Hey Recipe Critic readers! Chelsea back from Chelsea’s Messy Apron! The minute that berries come into season we go through them like crazy. They end up in breakfast every morning — whether it’s a fruit smoothie, on top of cereal/granola, or mixed in oatmeal.
To be totally honest, I’m actually not a huge oatmeal fan. HOWEVER, the second I add in some fresh or frozen fruit, I could eat oatmeal for days!
Since I’ve never loved oatmeal I’ve experimented with it a lot and developed a crazy delicious oatmeal recipe!!
This oatmeal whips up super quick and is honestly the best oatmeal I’ve ever had. It’s made ultra creamy with coconut milk. A little sweetener and it’s practically dessert for breakfast! The best part is the toppings — we love some good granola (link to my favorite recipe in the recipe box), fresh fruit, and chia seeds. Whatever you like mixed in granola will be delicious with this recipe!
- 1 can (14 ounces) unsweetened coconut milk
- 3-5 tablespoons honey
- 2 teaspoons vanilla extract
- ¼ teaspoon sea salt
- 1 cup quick cooking oats
- 1 cup blueberries, separated
- 2 tablespoons brown sugar
- Toasted coconut honey almond granola (TOP ratings!)
- Fresh fruit such as blackberries, blueberries
- Dried Cranberries
- Chia Seeds
- Add the coconut milk, honey, vanilla, and 1 cup water in a large pot and bring to a boil.

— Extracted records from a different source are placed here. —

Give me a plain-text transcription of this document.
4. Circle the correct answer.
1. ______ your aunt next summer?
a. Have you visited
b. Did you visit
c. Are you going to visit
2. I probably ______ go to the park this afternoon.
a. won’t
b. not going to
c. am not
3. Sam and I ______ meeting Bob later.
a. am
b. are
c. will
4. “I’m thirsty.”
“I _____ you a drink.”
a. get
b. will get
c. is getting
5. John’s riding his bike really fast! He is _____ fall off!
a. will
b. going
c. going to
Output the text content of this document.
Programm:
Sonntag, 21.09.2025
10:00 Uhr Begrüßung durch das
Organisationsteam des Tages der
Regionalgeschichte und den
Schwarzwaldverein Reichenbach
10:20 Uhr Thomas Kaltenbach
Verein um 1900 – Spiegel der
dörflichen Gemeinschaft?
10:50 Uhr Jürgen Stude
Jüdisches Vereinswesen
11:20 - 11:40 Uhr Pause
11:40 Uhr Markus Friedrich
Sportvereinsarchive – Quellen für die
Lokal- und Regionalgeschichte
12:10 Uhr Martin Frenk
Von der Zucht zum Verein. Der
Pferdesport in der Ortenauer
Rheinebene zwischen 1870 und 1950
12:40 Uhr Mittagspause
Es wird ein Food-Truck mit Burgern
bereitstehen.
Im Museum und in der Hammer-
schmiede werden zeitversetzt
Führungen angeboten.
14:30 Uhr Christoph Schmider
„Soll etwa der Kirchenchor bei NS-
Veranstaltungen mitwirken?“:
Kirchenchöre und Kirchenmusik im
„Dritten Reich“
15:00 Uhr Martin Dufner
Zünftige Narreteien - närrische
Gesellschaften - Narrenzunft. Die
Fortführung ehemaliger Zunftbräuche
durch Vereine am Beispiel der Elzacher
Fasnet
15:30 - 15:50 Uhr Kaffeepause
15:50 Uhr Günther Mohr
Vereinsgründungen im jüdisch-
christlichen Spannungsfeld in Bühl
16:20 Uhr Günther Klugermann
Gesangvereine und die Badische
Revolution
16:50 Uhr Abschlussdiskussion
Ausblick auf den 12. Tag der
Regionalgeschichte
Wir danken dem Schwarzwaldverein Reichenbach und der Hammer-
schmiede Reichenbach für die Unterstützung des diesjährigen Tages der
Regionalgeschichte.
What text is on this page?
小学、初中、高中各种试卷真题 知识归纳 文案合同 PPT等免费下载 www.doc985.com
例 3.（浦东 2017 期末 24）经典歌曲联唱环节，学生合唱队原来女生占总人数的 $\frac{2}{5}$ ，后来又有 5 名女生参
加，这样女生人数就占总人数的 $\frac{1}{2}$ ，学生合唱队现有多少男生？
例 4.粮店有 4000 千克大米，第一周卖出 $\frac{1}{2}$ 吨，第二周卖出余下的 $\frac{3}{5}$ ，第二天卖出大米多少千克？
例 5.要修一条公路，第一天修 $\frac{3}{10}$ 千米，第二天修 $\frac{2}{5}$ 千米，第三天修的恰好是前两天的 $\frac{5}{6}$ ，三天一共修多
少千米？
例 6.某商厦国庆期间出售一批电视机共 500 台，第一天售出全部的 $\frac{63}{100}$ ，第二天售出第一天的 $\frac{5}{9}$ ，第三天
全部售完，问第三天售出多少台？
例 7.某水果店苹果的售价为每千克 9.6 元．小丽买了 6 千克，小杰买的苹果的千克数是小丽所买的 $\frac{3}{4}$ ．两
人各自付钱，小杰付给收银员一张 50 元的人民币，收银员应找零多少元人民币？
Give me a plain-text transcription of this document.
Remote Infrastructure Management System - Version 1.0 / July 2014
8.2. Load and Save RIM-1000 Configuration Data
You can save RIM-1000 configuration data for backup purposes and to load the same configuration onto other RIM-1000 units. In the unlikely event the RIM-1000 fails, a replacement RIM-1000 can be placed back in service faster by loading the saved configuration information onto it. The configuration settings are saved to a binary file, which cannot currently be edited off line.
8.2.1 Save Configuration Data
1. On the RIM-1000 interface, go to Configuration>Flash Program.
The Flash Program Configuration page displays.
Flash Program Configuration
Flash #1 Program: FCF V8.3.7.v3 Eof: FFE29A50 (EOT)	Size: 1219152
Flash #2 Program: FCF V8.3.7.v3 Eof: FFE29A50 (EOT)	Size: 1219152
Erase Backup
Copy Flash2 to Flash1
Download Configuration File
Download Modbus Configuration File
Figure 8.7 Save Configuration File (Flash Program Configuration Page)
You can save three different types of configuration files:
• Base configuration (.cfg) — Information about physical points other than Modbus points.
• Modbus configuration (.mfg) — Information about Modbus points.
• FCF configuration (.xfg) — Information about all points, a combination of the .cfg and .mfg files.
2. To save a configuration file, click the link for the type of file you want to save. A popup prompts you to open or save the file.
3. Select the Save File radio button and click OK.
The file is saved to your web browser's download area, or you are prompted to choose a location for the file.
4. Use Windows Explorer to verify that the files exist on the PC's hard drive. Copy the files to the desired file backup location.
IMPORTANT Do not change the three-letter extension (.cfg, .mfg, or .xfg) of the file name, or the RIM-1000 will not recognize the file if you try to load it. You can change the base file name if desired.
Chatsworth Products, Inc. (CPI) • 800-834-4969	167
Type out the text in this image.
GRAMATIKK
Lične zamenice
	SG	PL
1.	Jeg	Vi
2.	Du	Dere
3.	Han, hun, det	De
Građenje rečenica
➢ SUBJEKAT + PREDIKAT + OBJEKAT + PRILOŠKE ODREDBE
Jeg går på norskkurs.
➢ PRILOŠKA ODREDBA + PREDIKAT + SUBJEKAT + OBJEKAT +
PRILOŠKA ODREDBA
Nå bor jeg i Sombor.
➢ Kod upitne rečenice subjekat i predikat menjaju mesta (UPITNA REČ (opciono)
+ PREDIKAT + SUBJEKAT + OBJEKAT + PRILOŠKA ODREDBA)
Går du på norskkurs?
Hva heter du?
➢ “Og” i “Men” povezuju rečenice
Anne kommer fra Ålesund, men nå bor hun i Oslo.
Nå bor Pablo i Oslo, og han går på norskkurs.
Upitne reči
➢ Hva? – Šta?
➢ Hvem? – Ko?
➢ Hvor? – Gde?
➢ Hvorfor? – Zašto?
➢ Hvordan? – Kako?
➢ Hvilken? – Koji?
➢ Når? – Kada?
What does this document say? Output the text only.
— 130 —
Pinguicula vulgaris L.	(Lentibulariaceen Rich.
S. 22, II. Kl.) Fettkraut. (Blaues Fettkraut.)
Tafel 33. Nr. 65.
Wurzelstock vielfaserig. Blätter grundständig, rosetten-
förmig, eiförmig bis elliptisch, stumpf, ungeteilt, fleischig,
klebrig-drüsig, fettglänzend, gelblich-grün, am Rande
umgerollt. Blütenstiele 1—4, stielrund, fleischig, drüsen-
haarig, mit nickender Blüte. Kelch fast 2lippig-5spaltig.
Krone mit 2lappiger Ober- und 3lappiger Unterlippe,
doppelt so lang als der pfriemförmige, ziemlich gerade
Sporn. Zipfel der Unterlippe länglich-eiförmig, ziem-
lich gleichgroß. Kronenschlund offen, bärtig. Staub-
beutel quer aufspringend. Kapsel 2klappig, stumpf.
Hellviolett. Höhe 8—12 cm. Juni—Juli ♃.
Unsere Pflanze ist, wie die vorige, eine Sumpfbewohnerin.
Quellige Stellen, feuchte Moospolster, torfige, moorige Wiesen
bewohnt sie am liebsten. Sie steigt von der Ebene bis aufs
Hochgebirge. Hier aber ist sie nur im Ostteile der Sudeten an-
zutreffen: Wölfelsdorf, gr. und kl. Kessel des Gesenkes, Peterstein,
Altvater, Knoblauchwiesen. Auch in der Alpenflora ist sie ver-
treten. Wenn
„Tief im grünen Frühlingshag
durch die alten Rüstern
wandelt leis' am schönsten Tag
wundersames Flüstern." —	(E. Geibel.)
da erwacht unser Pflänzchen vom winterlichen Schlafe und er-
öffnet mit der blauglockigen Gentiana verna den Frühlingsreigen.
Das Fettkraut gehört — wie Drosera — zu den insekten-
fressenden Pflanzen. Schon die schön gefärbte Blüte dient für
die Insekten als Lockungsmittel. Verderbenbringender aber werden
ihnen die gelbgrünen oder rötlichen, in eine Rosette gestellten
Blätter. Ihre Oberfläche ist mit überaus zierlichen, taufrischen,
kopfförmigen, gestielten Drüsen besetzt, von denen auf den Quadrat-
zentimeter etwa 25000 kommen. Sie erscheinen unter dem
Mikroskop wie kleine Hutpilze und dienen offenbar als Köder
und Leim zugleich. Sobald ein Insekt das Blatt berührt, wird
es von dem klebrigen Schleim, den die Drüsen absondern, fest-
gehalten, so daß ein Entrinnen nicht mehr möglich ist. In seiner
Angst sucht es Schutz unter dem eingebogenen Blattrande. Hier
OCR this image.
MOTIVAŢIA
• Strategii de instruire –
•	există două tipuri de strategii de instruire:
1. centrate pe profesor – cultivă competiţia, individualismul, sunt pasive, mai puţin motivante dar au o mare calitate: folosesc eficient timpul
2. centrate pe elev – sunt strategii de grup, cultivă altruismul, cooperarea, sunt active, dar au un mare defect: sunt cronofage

- Stir in the oats and bring to a boil stirring constantly.
- Reduce the heat to low and cover.
- Simmer on low for 5 minutes stirring every once and a while. Add in ½ cup blueberries, cover, and simmer for another 5 minutes or until the oats are cooked through and the mixture is super creamy.
- Remove from heat and add in the remaining ½ cup blueberries and brown sugar.
- Cover and allow to sit for another 5-10 minutes to really thicken up.
- Top with desired toppings and enjoy!